Esta harmoniosa relação da diversidade religiosa que impera no país está sendo cada vez mais minada pelo proveito de dividendo dos políticos, com convicção política mal orientada, dando tratamento diferenciado e privilegiando algumas religiões. A constituição da Guiné- Bissau orienta o país como um Estado laico, onde normalmente vivem religiões diferentes sem que haja discriminação. Desse assunto, pode destacar-se a estratégia do Ex-presidente da República e do segundo maior partido35 político na Guiné-Bissau – Koumba Yala.

Esse foi outro aspecto que ficou igualmente observado por Kowdawo. Conforme Fafali Kowdawo (2009, p.7), a conversão de Kumba Yala, independentemente das razões pessoais que o levaram a mudar de credo religioso, acabou de fato por não surtir os efeitos desejados.

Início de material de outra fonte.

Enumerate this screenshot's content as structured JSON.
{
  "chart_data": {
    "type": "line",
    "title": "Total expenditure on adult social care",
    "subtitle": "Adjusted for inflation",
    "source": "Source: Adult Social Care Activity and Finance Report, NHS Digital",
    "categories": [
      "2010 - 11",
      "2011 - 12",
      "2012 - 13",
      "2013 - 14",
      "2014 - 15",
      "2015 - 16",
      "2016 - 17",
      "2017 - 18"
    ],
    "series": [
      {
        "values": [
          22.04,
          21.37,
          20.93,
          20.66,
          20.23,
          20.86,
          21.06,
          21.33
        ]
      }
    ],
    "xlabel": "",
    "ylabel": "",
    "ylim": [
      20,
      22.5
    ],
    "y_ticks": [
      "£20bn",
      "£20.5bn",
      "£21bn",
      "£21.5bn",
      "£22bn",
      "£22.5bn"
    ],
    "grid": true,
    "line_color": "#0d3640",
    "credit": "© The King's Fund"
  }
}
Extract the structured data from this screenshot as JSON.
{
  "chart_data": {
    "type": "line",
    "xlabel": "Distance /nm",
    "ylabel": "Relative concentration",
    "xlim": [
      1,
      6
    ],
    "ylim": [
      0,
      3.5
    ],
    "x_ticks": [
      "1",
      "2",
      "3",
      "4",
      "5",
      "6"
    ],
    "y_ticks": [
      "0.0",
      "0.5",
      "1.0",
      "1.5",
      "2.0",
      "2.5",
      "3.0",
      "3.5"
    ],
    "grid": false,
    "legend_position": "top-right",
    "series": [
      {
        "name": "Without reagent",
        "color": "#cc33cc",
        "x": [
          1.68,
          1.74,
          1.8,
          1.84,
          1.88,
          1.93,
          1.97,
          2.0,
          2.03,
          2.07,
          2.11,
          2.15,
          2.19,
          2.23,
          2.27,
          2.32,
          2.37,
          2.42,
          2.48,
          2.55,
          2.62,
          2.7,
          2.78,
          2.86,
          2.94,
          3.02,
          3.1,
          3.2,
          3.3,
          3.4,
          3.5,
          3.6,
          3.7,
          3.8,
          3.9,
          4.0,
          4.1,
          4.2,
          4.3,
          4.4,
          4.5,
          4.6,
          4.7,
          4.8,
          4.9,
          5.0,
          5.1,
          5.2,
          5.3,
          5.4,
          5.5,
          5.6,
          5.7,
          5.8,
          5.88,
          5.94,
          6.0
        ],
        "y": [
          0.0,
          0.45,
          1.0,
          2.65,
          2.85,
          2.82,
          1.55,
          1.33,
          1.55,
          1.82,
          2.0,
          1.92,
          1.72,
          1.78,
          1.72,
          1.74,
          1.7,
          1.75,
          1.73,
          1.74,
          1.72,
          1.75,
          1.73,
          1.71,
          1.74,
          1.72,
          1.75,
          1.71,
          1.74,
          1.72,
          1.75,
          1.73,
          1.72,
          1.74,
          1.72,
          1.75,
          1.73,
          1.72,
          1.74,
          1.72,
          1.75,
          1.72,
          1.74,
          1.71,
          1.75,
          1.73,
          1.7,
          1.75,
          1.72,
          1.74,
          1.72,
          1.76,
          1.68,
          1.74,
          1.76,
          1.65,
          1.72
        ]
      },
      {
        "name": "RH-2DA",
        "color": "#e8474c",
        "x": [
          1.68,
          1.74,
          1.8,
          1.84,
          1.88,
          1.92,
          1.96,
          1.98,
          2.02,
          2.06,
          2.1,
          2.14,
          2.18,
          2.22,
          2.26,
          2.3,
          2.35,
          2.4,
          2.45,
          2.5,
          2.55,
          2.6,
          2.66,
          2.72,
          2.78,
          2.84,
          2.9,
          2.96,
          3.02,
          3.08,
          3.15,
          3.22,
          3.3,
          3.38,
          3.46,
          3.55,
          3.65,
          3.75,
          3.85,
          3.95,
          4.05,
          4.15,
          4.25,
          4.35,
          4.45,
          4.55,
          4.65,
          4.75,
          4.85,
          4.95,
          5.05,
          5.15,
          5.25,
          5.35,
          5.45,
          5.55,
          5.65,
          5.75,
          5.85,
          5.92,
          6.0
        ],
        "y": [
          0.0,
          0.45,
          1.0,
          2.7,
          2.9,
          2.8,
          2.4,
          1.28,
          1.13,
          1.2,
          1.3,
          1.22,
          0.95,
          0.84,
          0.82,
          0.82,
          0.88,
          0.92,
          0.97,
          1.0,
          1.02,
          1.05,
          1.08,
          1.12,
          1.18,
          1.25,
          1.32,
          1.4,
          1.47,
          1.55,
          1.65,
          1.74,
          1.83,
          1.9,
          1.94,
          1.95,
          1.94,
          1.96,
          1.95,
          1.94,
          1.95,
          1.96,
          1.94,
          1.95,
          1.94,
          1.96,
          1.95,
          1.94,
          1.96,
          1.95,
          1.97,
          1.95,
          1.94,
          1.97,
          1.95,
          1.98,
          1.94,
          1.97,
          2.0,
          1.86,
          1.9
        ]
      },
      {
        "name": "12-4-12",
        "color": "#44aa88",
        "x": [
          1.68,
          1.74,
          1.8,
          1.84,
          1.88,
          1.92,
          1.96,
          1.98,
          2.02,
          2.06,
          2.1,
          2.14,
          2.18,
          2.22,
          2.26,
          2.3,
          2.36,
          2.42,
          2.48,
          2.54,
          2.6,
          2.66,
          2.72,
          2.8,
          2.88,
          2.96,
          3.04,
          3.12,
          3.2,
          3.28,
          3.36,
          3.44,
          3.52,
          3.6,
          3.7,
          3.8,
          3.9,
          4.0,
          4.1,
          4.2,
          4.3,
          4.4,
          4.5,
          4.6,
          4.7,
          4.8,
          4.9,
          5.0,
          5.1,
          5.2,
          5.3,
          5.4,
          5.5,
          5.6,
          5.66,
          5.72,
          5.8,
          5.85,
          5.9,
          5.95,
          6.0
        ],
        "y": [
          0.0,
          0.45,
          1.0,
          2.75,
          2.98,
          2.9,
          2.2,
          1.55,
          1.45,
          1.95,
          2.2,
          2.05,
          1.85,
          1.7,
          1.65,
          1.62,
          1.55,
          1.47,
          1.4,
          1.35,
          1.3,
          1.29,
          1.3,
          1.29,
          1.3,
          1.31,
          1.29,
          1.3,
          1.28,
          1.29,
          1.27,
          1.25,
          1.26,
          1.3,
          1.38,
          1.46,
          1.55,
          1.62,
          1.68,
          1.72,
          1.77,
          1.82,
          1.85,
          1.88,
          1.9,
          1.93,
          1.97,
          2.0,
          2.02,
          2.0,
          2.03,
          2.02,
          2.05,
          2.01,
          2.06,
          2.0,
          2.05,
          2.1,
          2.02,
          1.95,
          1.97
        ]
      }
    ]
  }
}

Mohamed Kumba Yala pretendia, com essa sua conversão religiosa, não só assegurar a sua base étnica e política de apoio, mas também um piscar do olho a uma franja islâmica da população. Porém, visto desse prisma, o mesmo seria dizer que independentemente da motivação religiosa, por detrás da conversão de Kumba Yala, ao Islão, os dividendos políticos que Mohamed Kumba Yala pretendia assacar, dessa opção religiosa, acabaram por ficar aquém do desejado. Mas, nas nossas análises sociológicas, mesmo sendo assim, é algo que ainda merece atenção, porque vai disseminando e criando bases que, posteriormente, poderão gerar consequências indesejáveis no campo religioso.